Autre manière d’accroître la durée du temps de travail sans le dire, la majoration des heures supplémentaires. Manuel Valls tout comme Myriam El Khomri ont opportunément ouvert le feu il y a quelques semaines, et confirment finalement leurs intentions. Si les « heures sup’ » restent majorées, avec un plancher de 10 %, le verrou que pouvaient jusqu’ici poser les branches professionnelles sur le taux de 25 % minimum saute bel et bien. L’aspect dissuasif de la majoration des heures supplémentaires, potentiellement créatrice d’emplois, se retrouve donc sévèrement amoindri. Par ailleurs, le paiement des heures supplémentaires, jusqu’ici annualisé, pourrait être reporté de deux années supplémentaires.
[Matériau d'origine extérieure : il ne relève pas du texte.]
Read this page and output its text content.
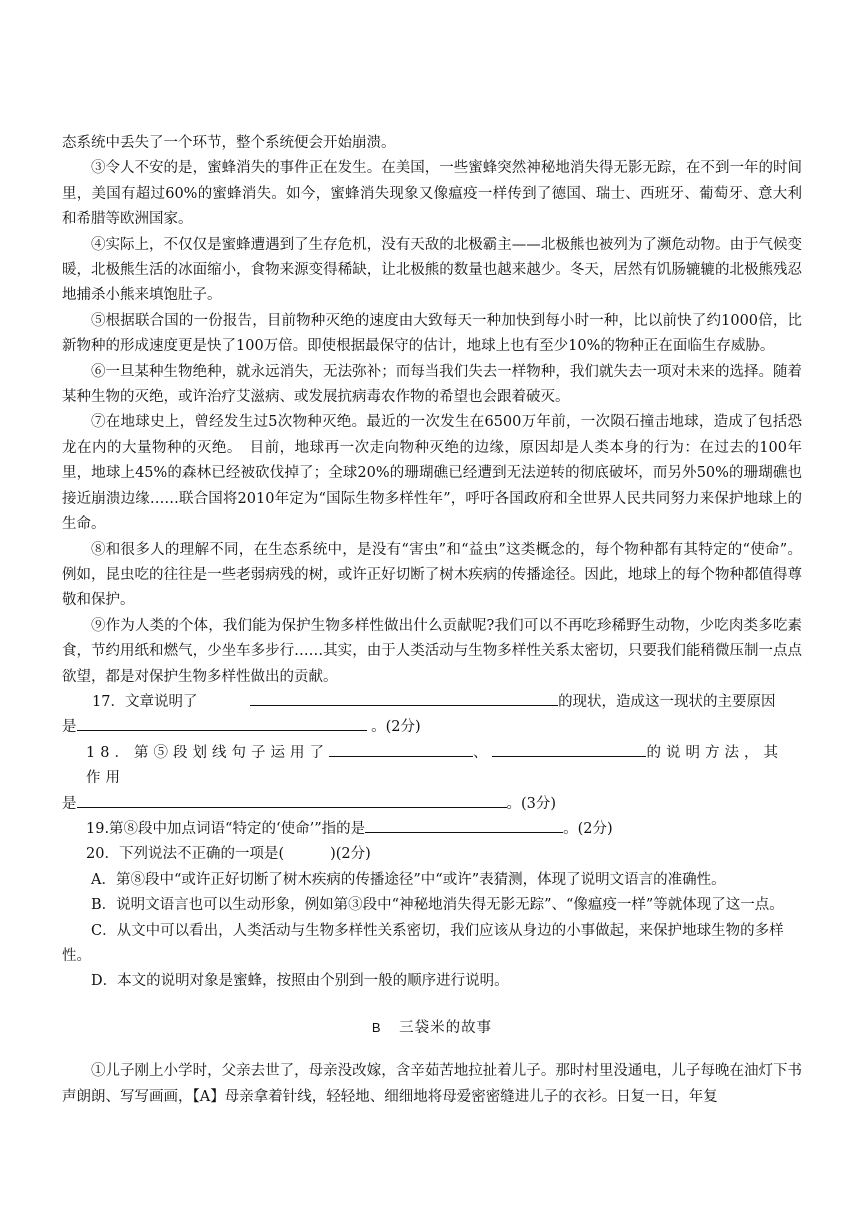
态系统中丢失了一个环节，整个系统便会开始崩溃。

③令人不安的是，蜜蜂消失的事件正在发生。在美国，一些蜜蜂突然神秘地消失得无影无踪，在不到一年的时间里，美国有超过60%的蜜蜂消失。如今，蜜蜂消失现象又像瘟疫一样传到了德国、瑞士、西班牙、葡萄牙、意大利和希腊等欧洲国家。

④实际上，不仅仅是蜜蜂遭遇到了生存危机，没有天敌的北极霸主——北极熊也被列为了濒危动物。由于气候变暖，北极熊生活的冰面缩小，食物来源变得稀缺，让北极熊的数量也越来越少。冬天，居然有饥肠辘辘的北极熊残忍地捕杀小熊来填饱肚子。

⑤根据联合国的一份报告，目前物种灭绝的速度由大致每天一种加快到每小时一种，比以前快了约1000倍，比新物种的形成速度更是快了100万倍。即使根据最保守的估计，地球上也有至少10%的物种正在面临生存威胁。

⑥一旦某种生物绝种，就永远消失，无法弥补；而每当我们失去一样物种，我们就失去一项对未来的选择。随着某种生物的灭绝，或许治疗艾滋病、或发展抗病毒农作物的希望也会跟着破灭。

⑦在地球史上，曾经发生过5次物种灭绝。最近的一次发生在6500万年前，一次陨石撞击地球，造成了包括恐龙在内的大量物种的灭绝。　目前，地球再一次走向物种灭绝的边缘，原因却是人类本身的行为：在过去的100年里，地球上45%的森林已经被砍伐掉了；全球20%的珊瑚礁已经遭到无法逆转的彻底破坏，而另外50%的珊瑚礁也接近崩溃边缘……联合国将2010年定为“国际生物多样性年”，呼吁各国政府和全世界人民共同努力来保护地球上的生命。

⑧和很多人的理解不同，在生态系统中，是没有“害虫”和“益虫”这类概念的，每个物种都有其特定的“使命”。例如，昆虫吃的往往是一些老弱病残的树，或许正好切断了树木疾病的传播途径。因此，地球上的每个物种都值得尊敬和保护。

⑨作为人类的个体，我们能为保护生物多样性做出什么贡献呢?我们可以不再吃珍稀野生动物，少吃肉类多吃素食，节约用纸和燃气，少坐车多步行……其实，由于人类活动与生物多样性关系太密切，只要我们能稍微压制一点点欲望，都是对保护生物多样性做出的贡献。

17．文章说明了	的现状，造成这一现状的主要原因

是	。(2分)

18．第⑤段划线句子运用了	、	的说明方法，其作用

是	。(3分)

19.第⑧段中加点词语“特定的‘使命’”指的是	。(2分)

20．下列说法不正确的一项是(	)(2分)

A．第⑧段中“或许正好切断了树木疾病的传播途径”中“或许”表猜测，体现了说明文语言的准确性。

B．说明文语言也可以生动形象，例如第③段中“神秘地消失得无影无踪”、“像瘟疫一样”等就体现了这一点。

C．从文中可以看出，人类活动与生物多样性关系密切，我们应该从身边的小事做起，来保护地球生物的多样性。

D．本文的说明对象是蜜蜂，按照由个别到一般的顺序进行说明。

B 三袋米的故事

①儿子刚上小学时，父亲去世了，母亲没改嫁，含辛茹苦地拉扯着儿子。那时村里没通电，儿子每晚在油灯下书声朗朗、写写画画，【A】母亲拿着针线，轻轻地、细细地将母爱密密缝进儿子的衣衫。日复一日，年复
Une partie de son salaire à crédit, en somme.
Le forfait jour, remis en cause ces dernières années par plusieurs décisions de la Cour de cassation, sort finalement renforcé de ce brouillon de la loi El Khomri. Il pourra, c’est inédit, être appliqué sans accord d’entreprise dans les entreprises de moins de 50 salariés, négocié directement entre la direction et chaque salarié. Le texte révèle aussi que le repos de 11 heures consécutif obligatoire, même pour les salariés au forfait jour, pourra être « fractionné ». « Finalement, pour ces salariés-là, on ne compte plus ni les heures, ni les jours, estime Emmanuel Dockès, c’est inouï. »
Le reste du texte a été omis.